Tuesday, April 28, 2009

The Cost of Raycrap

When JFJ first made the deal to acquire Andrew Raycoft from the Boston Bruins for Tuukka Rask I wasn't even in the country. I was in England, enjoying my tea and crumpets while Big Brother played on the teletube. My friend messaged me to tell me that the deal had just happened. Having watched Rask perform in the World Juniors and never being a fan of Raycroft (in fact I correctly predicted he would choke in the playoffs his Calder year) I was pissed. I wanted to fly back to Toronto and beat JFJ down. If I had known that deal would still be costing us 4 years later I would have. At the time though I thought I would give JFJ the benefit of the doubt. After all if Raycroft returned to his Calder winning form then the Leafs would only be partially ripped off instead of outright robbed. I don't want to call JFJ a fucking moron but to trade the player then considered to be the best goalie outside North America for a player who was a third stringer on a bad Bruins team wasn't exactly a genius GM move. Perhaps though Raycroft could have been good, had he, you know, had any talent.

Alas, it was not to be. His tenure will best be known for his glove hand or lack thereof. Every team in the league had the scouting report on Raycroft. Go glove side and you would beat him. His glove was as easy to score on as a Carlton St. hooker. In his entire tenure in Toronto Raycroft probably made one glove save .

Despite tying the record for wins (if that doesn't prove what a dubious statistic wins are nothing will) Raycroft led the Leafs to just missing the playoffs. In the penultimate game of the season against the Montreal Canadiens Raycroft was pulled in favour of J.S. Aubin. The Leafs staged a miraculous comeback and won despite him. Then to top it all off Raycroft had the nerve to say he was happy with his season. Happy? Any goalie who is happy with his season after missing the playoffs is not competitive enough to be a goalie in house league, let alone the NHL. Happy? A goalie who ranked at or near the bottom of all other statistical categories for starting goalies had no reason to be happy. Happy? His response solidified the country club atmosphere of the Leafs at the time. An atmosphere that had clearly been around for a long time but had intensified with the moron in charge.

It was clear that the Leafs could not endure another season with Raycrap between the pipes and JFJ in his infinite wisdom traded a first, a second, and a fourth to the San Jose Sharks for Vesa Toskala plus the future prison resident, Mark Bell. JFJ probably threw in a resort in El Boca Vista as well. Toskala was the solid, dependable starting goalie the Leafs were missing since the buyout of Belfour. Unfortunately, Raycrap was still there. Lurking in the shadows, under his hat, he came in every so often for a guaranteed loss and the Leafs once again fell just short of the playoffs. Toskala was forced to play in almost every game because there was no faith in Raycroft and even when he did get the start he was often pulled and Toskala had to relieve him on his off-day. The price to acquire Toskala was steep and would not have been required had Raycroft shown even a modicum of skill. At the end of the season new GM Cliff Fletcher was detained and questioned by the FBI because of the security threat Raycroft posed letting illegal immigrants enter the country over his left glove side. Raycroft was bought out and proceeded to conspire with Peter Budaj to help tank the Colorado Avalanche season.
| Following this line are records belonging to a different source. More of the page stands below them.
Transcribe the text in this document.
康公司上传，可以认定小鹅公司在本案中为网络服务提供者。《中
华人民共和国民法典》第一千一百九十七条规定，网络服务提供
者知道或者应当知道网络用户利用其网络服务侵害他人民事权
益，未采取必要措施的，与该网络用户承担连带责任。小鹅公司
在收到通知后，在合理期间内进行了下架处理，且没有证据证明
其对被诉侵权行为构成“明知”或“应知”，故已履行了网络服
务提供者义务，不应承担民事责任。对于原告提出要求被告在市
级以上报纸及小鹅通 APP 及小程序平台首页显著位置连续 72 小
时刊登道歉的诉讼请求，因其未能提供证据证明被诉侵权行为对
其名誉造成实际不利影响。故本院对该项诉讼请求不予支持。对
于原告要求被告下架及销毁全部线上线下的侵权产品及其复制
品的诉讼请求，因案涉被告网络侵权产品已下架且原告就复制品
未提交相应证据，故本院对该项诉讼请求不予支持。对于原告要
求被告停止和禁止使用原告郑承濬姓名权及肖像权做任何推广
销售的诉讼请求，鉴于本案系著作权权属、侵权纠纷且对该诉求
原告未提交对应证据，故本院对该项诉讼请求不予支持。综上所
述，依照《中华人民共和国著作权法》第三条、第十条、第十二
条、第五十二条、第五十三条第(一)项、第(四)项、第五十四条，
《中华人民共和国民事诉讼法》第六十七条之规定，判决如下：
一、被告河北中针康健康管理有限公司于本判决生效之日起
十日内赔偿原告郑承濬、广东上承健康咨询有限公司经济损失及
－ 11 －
Meanwhile Burke is desperate to restock the goaltending cupboard by attempting to lure Johan Gustavsson from Sweden. He too is considered the best goalie outside North America. Luckily, the Leafs no longer have a moron in charge.

Cost: Tuukka Rask, first round pick, second round pick, fourth round pick, enduring Mark Bell, buying out waiving Mark Bell, buying out Raycroft, national security and my piece of mind.


  1. Actually we didn't buy out Bell, the Rangers picked him up on re-entry waivers

  2. Thanks for the correction. I knew that. Brain fart.

  3. There's an element of opportunity cost to Raycroft as well. By expending Rask on Raycroft, the Leafs were unable to use that asset to patch other, more pressing, holes in the organization.

    Raycroft's performance in 2007-08 arguably also cost the Leafs post-season experience and post-season revenues.

    Raycroft's failure, also meant the additional cost of acquiring Toskala.

    Toskala's failure means further future costs incurred by the Leafs to repair the goaltending situation.

    In short, JFJ's trade for Raycroft was a blunder of epic proportions.